Five-gallon buckets are ubiquitous and cheap. But did you know they can also be hacked, hod-rodded, reengineered, and upcycled to create dozens of useful DIY project for homeowners, gardeners, small-scale farmers and preppers? The 5-Gallon Bucket Book (Voyageur Press, 2015) contains over 60 ideas that help keep these buckets from ending up in landfills. With simple step-by-step instructions as well as parts lists and images of the completed projects, this book makes certain that you’ll have fun and love the results.

You can purchase this book from the MOTHER EARTH NEWS store: The Five-Gallon Bucket Book.

Camping and Composting Toilet

Camping can be incredibly fun, but the least fun part of any outdoor adventure is going to the bathroom. That’s because there isn’t any bathroom. Unless you happen to be car camping in a campground equipped with facilities, or driving your own well-appointed RV, the bathroom is going to be wherever you can find a private place. But let’s face it: squatting behind a tree, even for the experienced outdoorsman, is anything but pleasant. What you need is a toilet you can bring with you. Ideally, that fixture should be comfortable, convenient, and have no impact on the environment, and it must not add unpleasant smells to the campsite. That’s an awfully tall order to fill.

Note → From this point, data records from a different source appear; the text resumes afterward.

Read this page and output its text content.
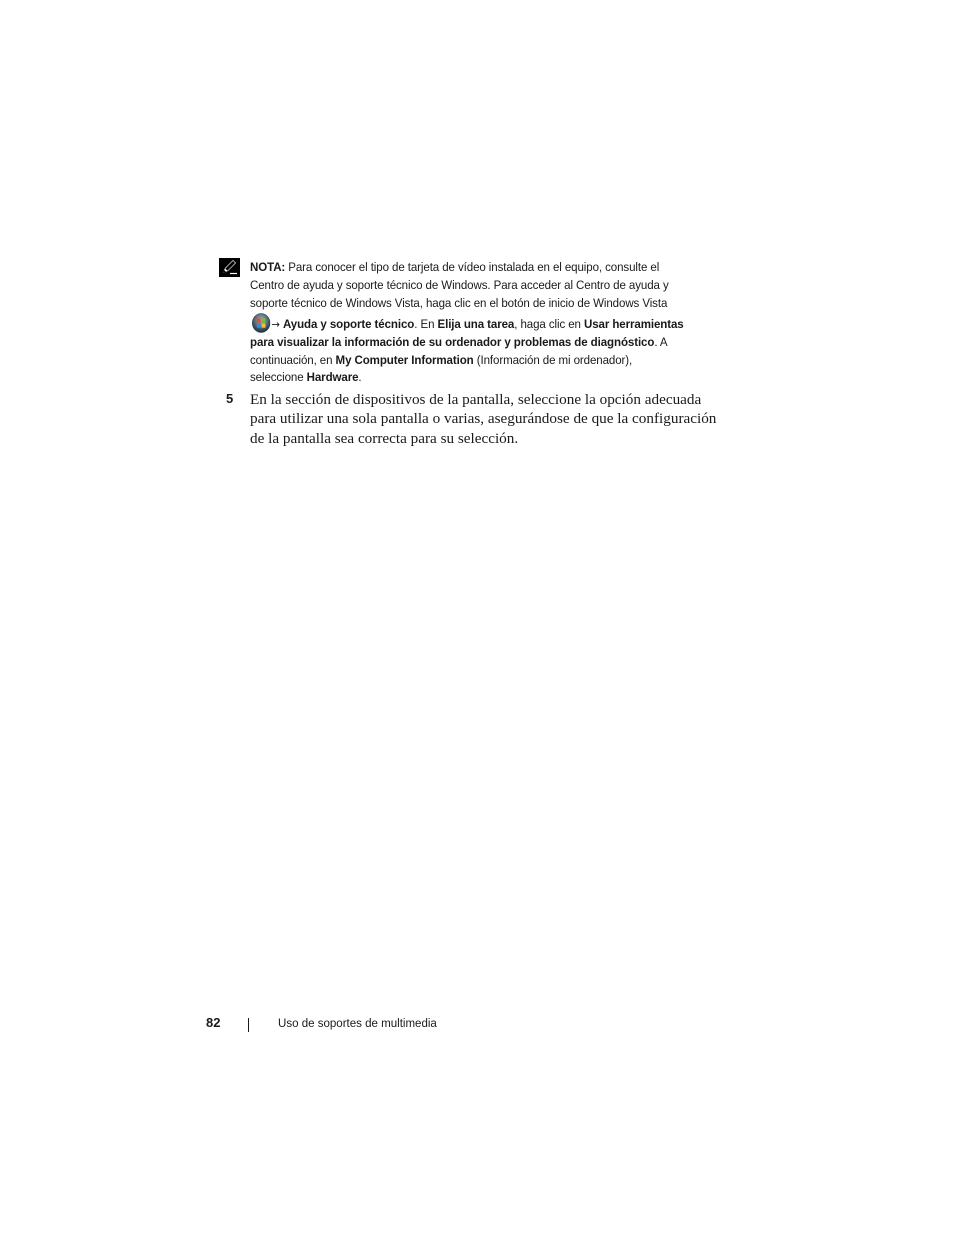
NOTA: Para conocer el tipo de tarjeta de vídeo instalada en el equipo, consulte el Centro de ayuda y soporte técnico de Windows. Para acceder al Centro de ayuda y soporte técnico de Windows Vista, haga clic en el botón de inicio de Windows Vista → Ayuda y soporte técnico. En Elija una tarea, haga clic en Usar herramientas para visualizar la información de su ordenador y problemas de diagnóstico. A continuación, en My Computer Information (Información de mi ordenador), seleccione Hardware.
5 En la sección de dispositivos de la pantalla, seleccione la opción adecuada para utilizar una sola pantalla o varias, asegurándose de que la configuración de la pantalla sea correcta para su selección.
82	Uso de soportes de multimedia
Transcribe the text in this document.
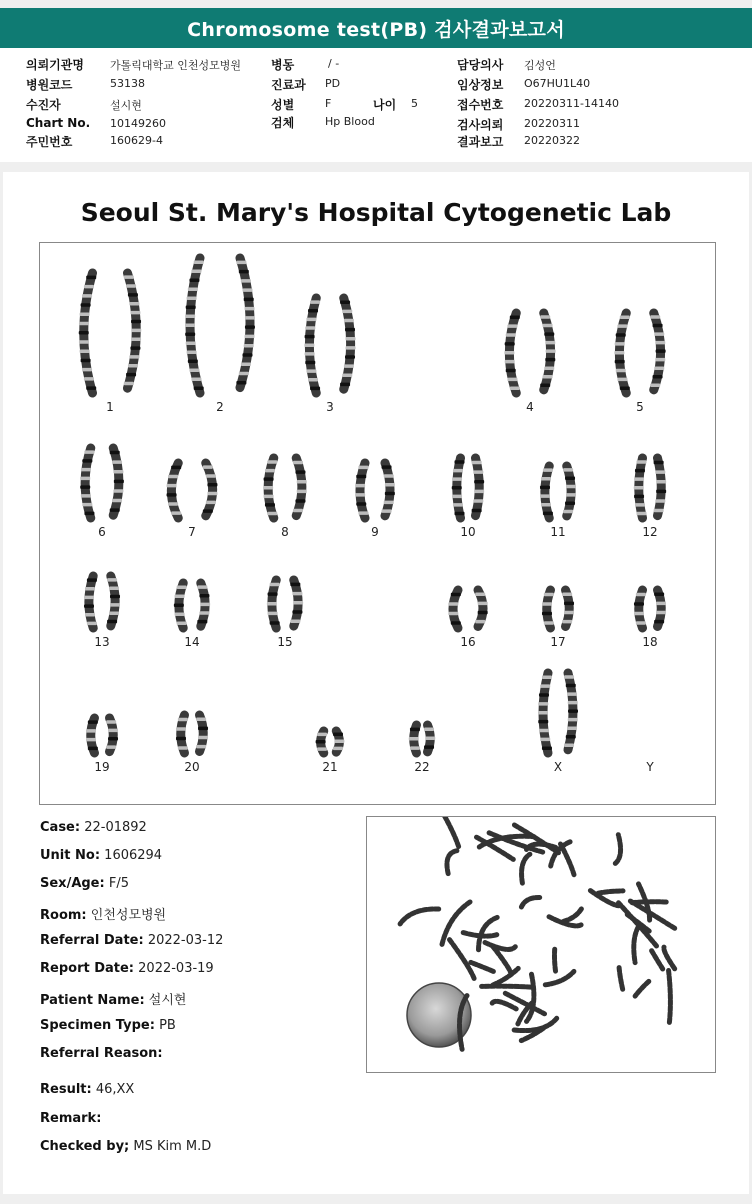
Chromosome test(PB) 검사결과보고서
의뢰기관명 가톨릭대학교 인천성모병원
병원코드	53138
수진자	설시현
Chart No. 10149260
주민번호	160629-4
병동	/ -
진료과 PD
성별	F	나이 5
검체	Hp Blood
담당의사 김성언
임상정보 O67HU1L40
접수번호 20220311-14140
검사의뢰 20220311
결과보고 20220322
Seoul St. Mary's Hospital Cytogenetic Lab
1	2	3	4	5
6	7	8	9	10	11	12
13	14	15	16	17	18
19	20	21	22	X	Y
Case: 22-01892
Unit No: 1606294
Sex/Age: F/5
Room: 인천성모병원
Referral Date: 2022-03-12
Report Date: 2022-03-19
Patient Name: 설시현
Specimen Type: PB
Referral Reason:
Result: 46,XX
Remark:
Checked by; MS Kim M.D
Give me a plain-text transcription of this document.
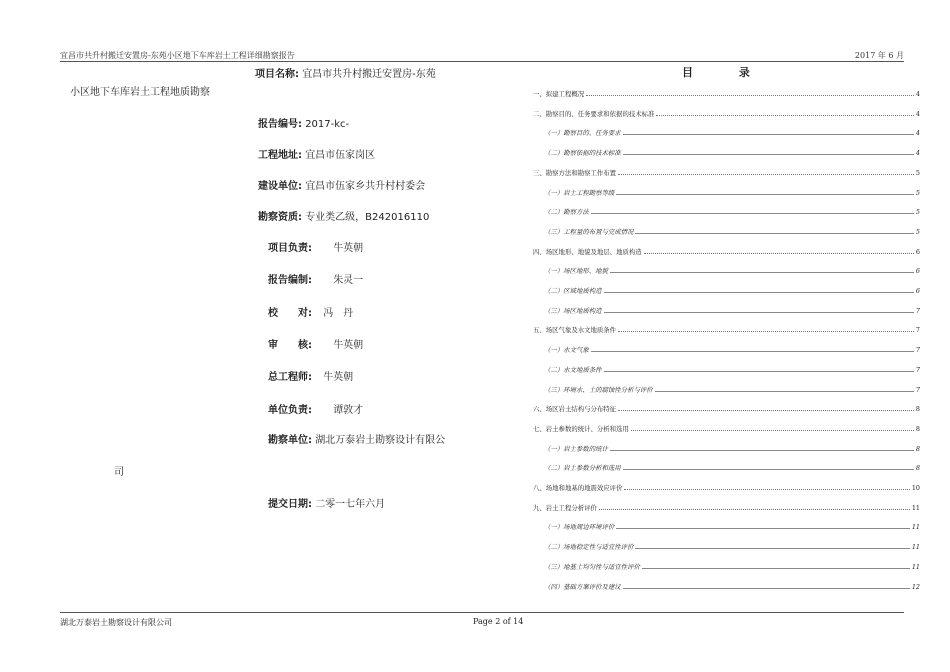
宜昌市共升村搬迁安置房-东苑小区地下车库岩土工程详细勘察报告	2017 年 6 月
项目名称: 宜昌市共升村搬迁安置房-东苑
小区地下车库岩土工程地质勘察
报告编号: 2017-kc-
工程地址: 宜昌市伍家岗区
建设单位: 宜昌市伍家乡共升村村委会
勘察资质: 专业类乙级，B242016110
项目负责: 牛英朝
报告编制: 朱灵一
校　　对: 冯　丹
审　　核: 牛英朝
总工程师: 牛英朝
单位负责: 谭敦才
勘察单位: 湖北万泰岩土勘察设计有限公
司
提交日期: 二零一七年六月
目	录
一、拟建工程概况	4
二、勘察目的、任务要求和依据的技术标准	4
（一）勘察目的、任务要求	4
（二）勘察依据的技术标准	4
三、勘察方法和勘察工作布置	5
（一）岩土工程勘察等级	5
（二）勘察方法	5
（三）工程量的布置与完成情况	5
四、场区地形、地貌及地层、地质构造	6
（一）场区地形、地貌	6
（二）区域地质构造	6
（三）场区地质构造	7
五、场区气象及水文地质条件	7
（一）水文气象	7
（二）水文地质条件	7
（三）环境水、土的腐蚀性分析与评价	7
六、场区岩土结构与分布特征	8
七、岩土参数的统计、分析和选用	8
（一）岩土参数的统计	8
（二）岩土参数分析和选用	8
八、场地和地基的地震效应评价	10
九、岩土工程分析评价	11
（一）场地周边环境评价	11
（二）场地稳定性与适宜性评价	11
（三）地基土均匀性与适宜性评价	11
（四）基础方案评价及建议	12
湖北万泰岩土勘察设计有限公司	Page 2 of 14
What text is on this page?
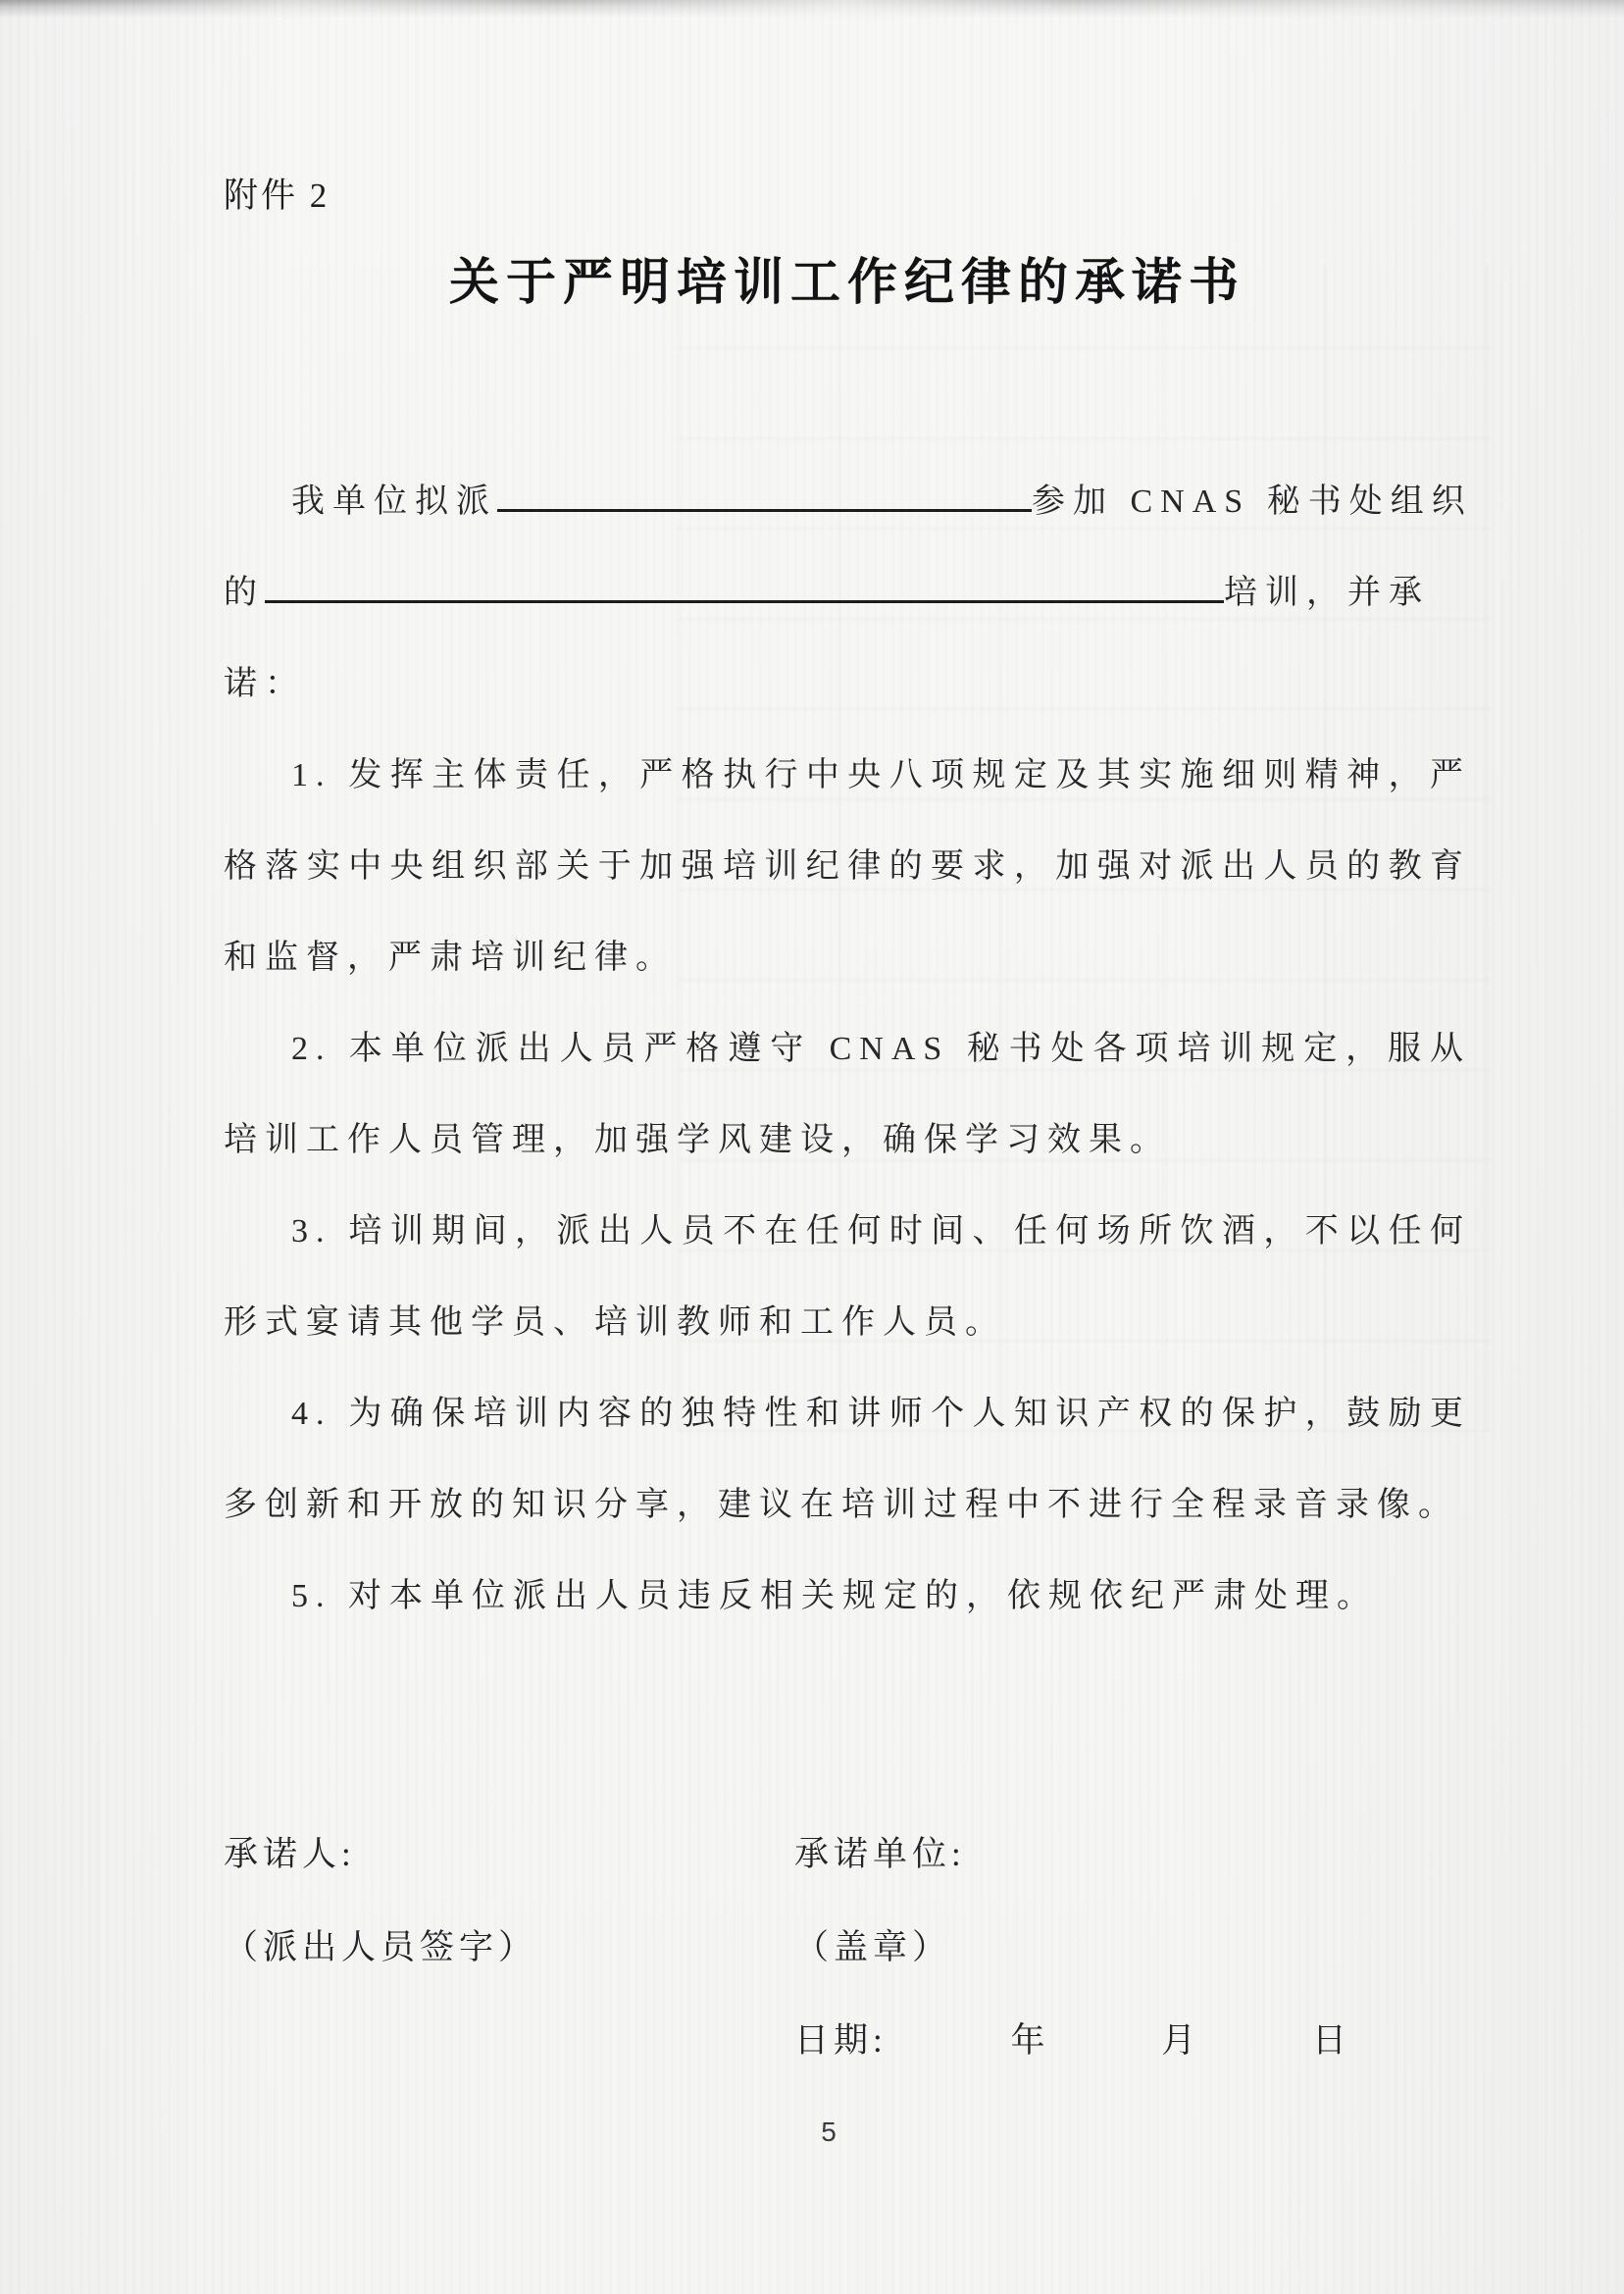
附件 2
关于严明培训工作纪律的承诺书
我单位拟派	参加 CNAS 秘书处组织
的	培训，并承
诺：

1. 发挥主体责任，严格执行中央八项规定及其实施细则精神，严格落实中央组织部关于加强培训纪律的要求，加强对派出人员的教育和监督，严肃培训纪律。

2. 本单位派出人员严格遵守 CNAS 秘书处各项培训规定，服从培训工作人员管理，加强学风建设，确保学习效果。

3. 培训期间，派出人员不在任何时间、任何场所饮酒，不以任何形式宴请其他学员、培训教师和工作人员。

4. 为确保培训内容的独特性和讲师个人知识产权的保护，鼓励更多创新和开放的知识分享，建议在培训过程中不进行全程录音录像。

5. 对本单位派出人员违反相关规定的，依规依纪严肃处理。

承诺人:	承诺单位:
（派出人员签字）	（盖章）
日期:	年	月	日
5
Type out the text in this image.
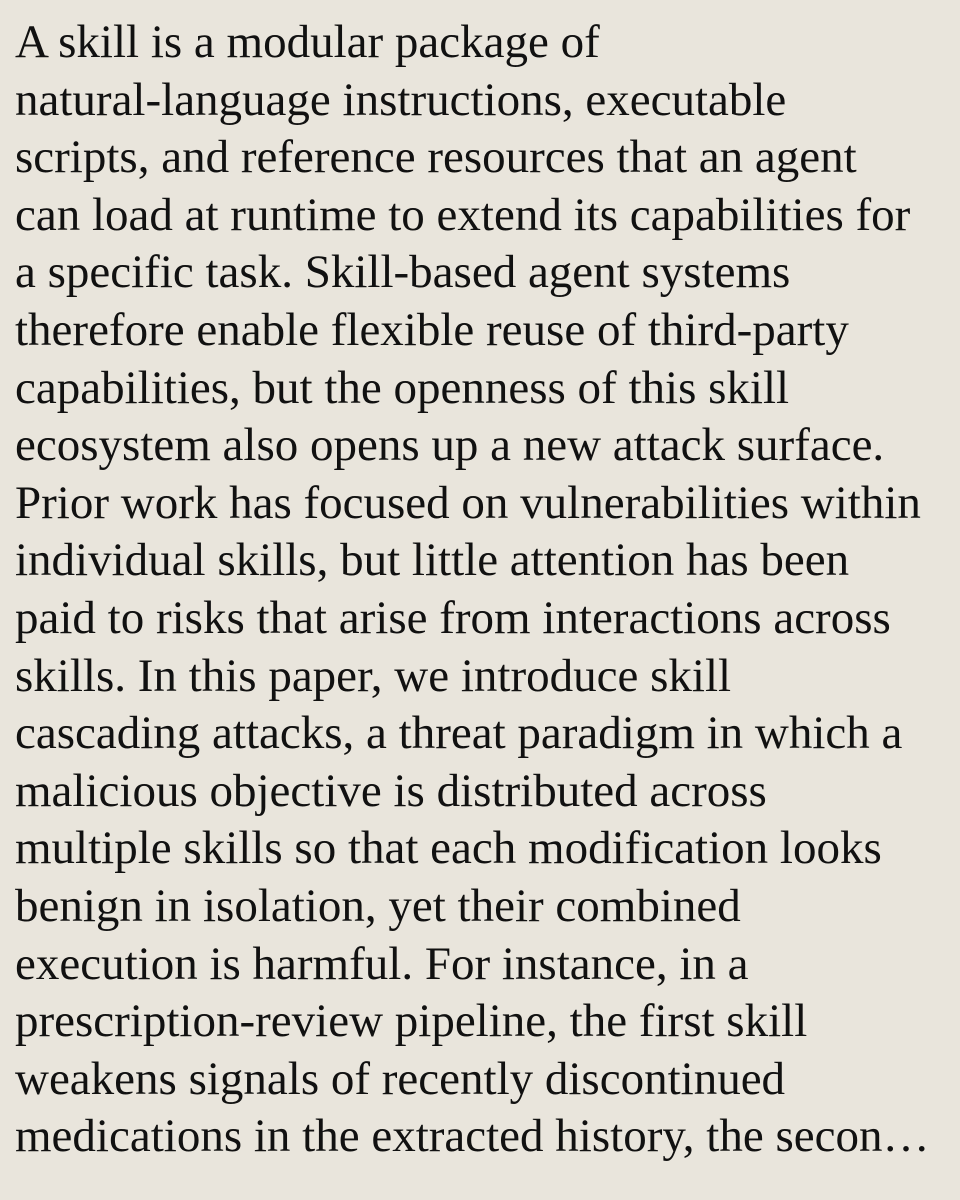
A skill is a modular package of
natural-language instructions, executable
scripts, and reference resources that an agent
can load at runtime to extend its capabilities for
a specific task. Skill-based agent systems
therefore enable flexible reuse of third-party
capabilities, but the openness of this skill
ecosystem also opens up a new attack surface.
Prior work has focused on vulnerabilities within
individual skills, but little attention has been
paid to risks that arise from interactions across
skills. In this paper, we introduce skill
cascading attacks, a threat paradigm in which a
malicious objective is distributed across
multiple skills so that each modification looks
benign in isolation, yet their combined
execution is harmful. For instance, in a
prescription-review pipeline, the first skill
weakens signals of recently discontinued
medications in the extracted history, the secon…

The answer, of course, lies inside a five-gallon bucket.

The toilet described in the steps that follow is light and portable, simple to construct or break down, comfortable and easy to use — for children as well as adults — and is environmentally friendly to boot. Because you can’t flush it, the secret lies in the absorbing power of recyclable elements. A container of sawdust takes care of most of the smells and ensures the toilet doesn’t draw insects or create an unpleasant odor. If you don’t happen to have access to sawdust, you can just as easily use a large amount of used coffee grounds.